Ross Pauli was born in Clarence, Missouri in 1918, the youngest of three boys. His father was a minister who rotated through many small communities in Kansas until settling for a long term ministry in Humboldt, Kansas.
After high school graduation, the close proximity of Kansas State Teachers College in Pittsburg drew Ross to continue his education not far from home. After 2 years, he transferred to Westmar College in Iowa, a church affiliated college, to finish his bachelor's degree in industrial education with a minor in math. After graduation from Westmar, he taught industrial education, plane geometry and chemistry in a high school in Ogden, Iowa.
After the bombing in Pearl Harbor, Ross went into the service. He received training in the signal corps, and then went on to signal school for 3 months. He was transferred to Florida to radar school for four months. He was then placed in the medical corps and became an x-ray technician. After his training he was assigned to Kennedy General Hospital in Tennessee, and selected as the one person to go to the orthopedic clinic.
Just before Ross entered the service in 1942, he married a girl he had met in Longford, Kansas when he was in the first grade. They became reacquainted at a church gathering in Topeka while Ross was going to college.
Melba was able to go with him during his military training. The birth of his first son occurred just 3 months before Ross was sent to Europe. Melba and new son Ron returned to her parent's home in Junction City and waited for Ross to return home.
Ross became a combat veteran in the infantry. He assisted with evacuations from the front line, taking the injured to the aid station. He was in Normandy, Omaha Beach, and the Battle of the Bulge. While at the Battle of Bulge, holding down the line, a part of an artillery shell hit Ross in the ankle. He was hospitalized for 3 months while his injury healed.
The injury could have been worse if not for the leather cuff Ross had specially made for his shoes to make them more like combat boots. Ross rejoined his battalion in Czechoslovakia and in one week they were on a train going to France. Ross received the Purple Heart, Bronze Star, Combat Medics badge and Presidential Citation. Ross had served in four campaigns and returned home in November 1945.
Ross took advantage of the GI Bill and returned to school to complete his master's degree. After graduation, he accepted a part time position at Kansas State University in mechanical engineering. When an opening for a permanent position became available in industrial engineering, Ross accepted.

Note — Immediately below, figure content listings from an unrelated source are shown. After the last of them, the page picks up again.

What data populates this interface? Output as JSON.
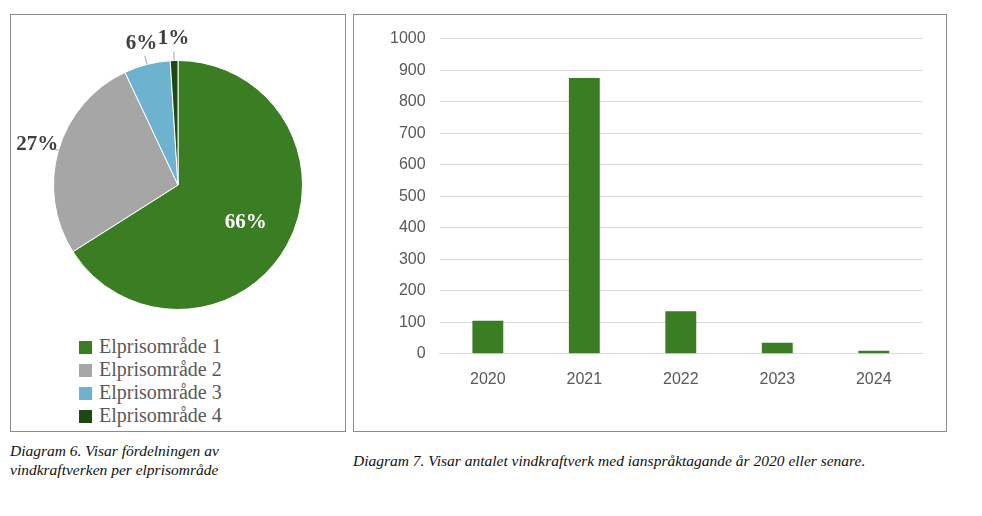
{
  "chart_data": [
    {
      "type": "pie",
      "title": "Diagram 6. Visar fördelningen av vindkraftverken per elprisområde",
      "categories": [
        "Elprisområde 1",
        "Elprisområde 2",
        "Elprisområde 3",
        "Elprisområde 4"
      ],
      "values": [
        66,
        27,
        6,
        1
      ],
      "value_labels": [
        "66%",
        "27%",
        "6%",
        "1%"
      ],
      "colors": [
        "#3a7d22",
        "#a6a6a6",
        "#6db3d0",
        "#1c4a12"
      ],
      "data_labels": true,
      "legend": "bottom"
    },
    {
      "type": "bar",
      "title": "Diagram 7. Visar antalet vindkraftverk med ianspråktagande år 2020 eller senare.",
      "categories": [
        "2020",
        "2021",
        "2022",
        "2023",
        "2024"
      ],
      "values": [
        105,
        875,
        135,
        35,
        10
      ],
      "color": "#3a7d22",
      "ylim": [
        0,
        1000
      ],
      "yticks": [
        0,
        100,
        200,
        300,
        400,
        500,
        600,
        700,
        800,
        900,
        1000
      ],
      "grid": true
    }
  ]
}
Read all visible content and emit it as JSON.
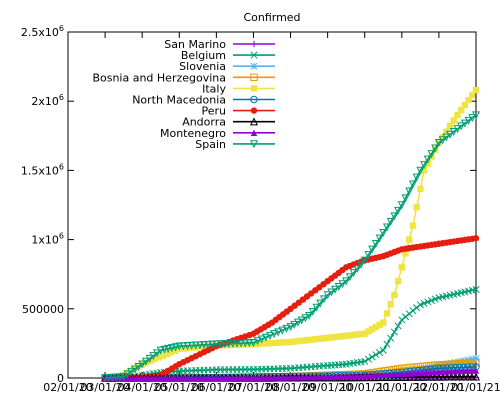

He retired after 36 years at Kansas State University. Ross and his wife had 2 more children. Richard was born in 1949 and Karen in 1951. During the summers Ross enjoyed wood working, making kitchen cabinets and other wood crafts. At Christmas time he would go into semi-production and make gifts for family members.
In 1984, Ross was in a serious car accident resulting in over 30 broken bones. He says he has had many close calls in his life, but God has watched over him and blessed him.
Ross and his wife were very active in their church as charter members in Trinity Presbyterian Church in Manhattan. During retirement, many winters were spent in California.
Ross has 4 grandchildren and 2 great-grandchildren. Ross involves himself in life in the village. He attends praise and hymns, goes on outings, attends socials and the men's group. He says he is very happy at Via Christi Village because everyone is helpful and he is surrounded by good people.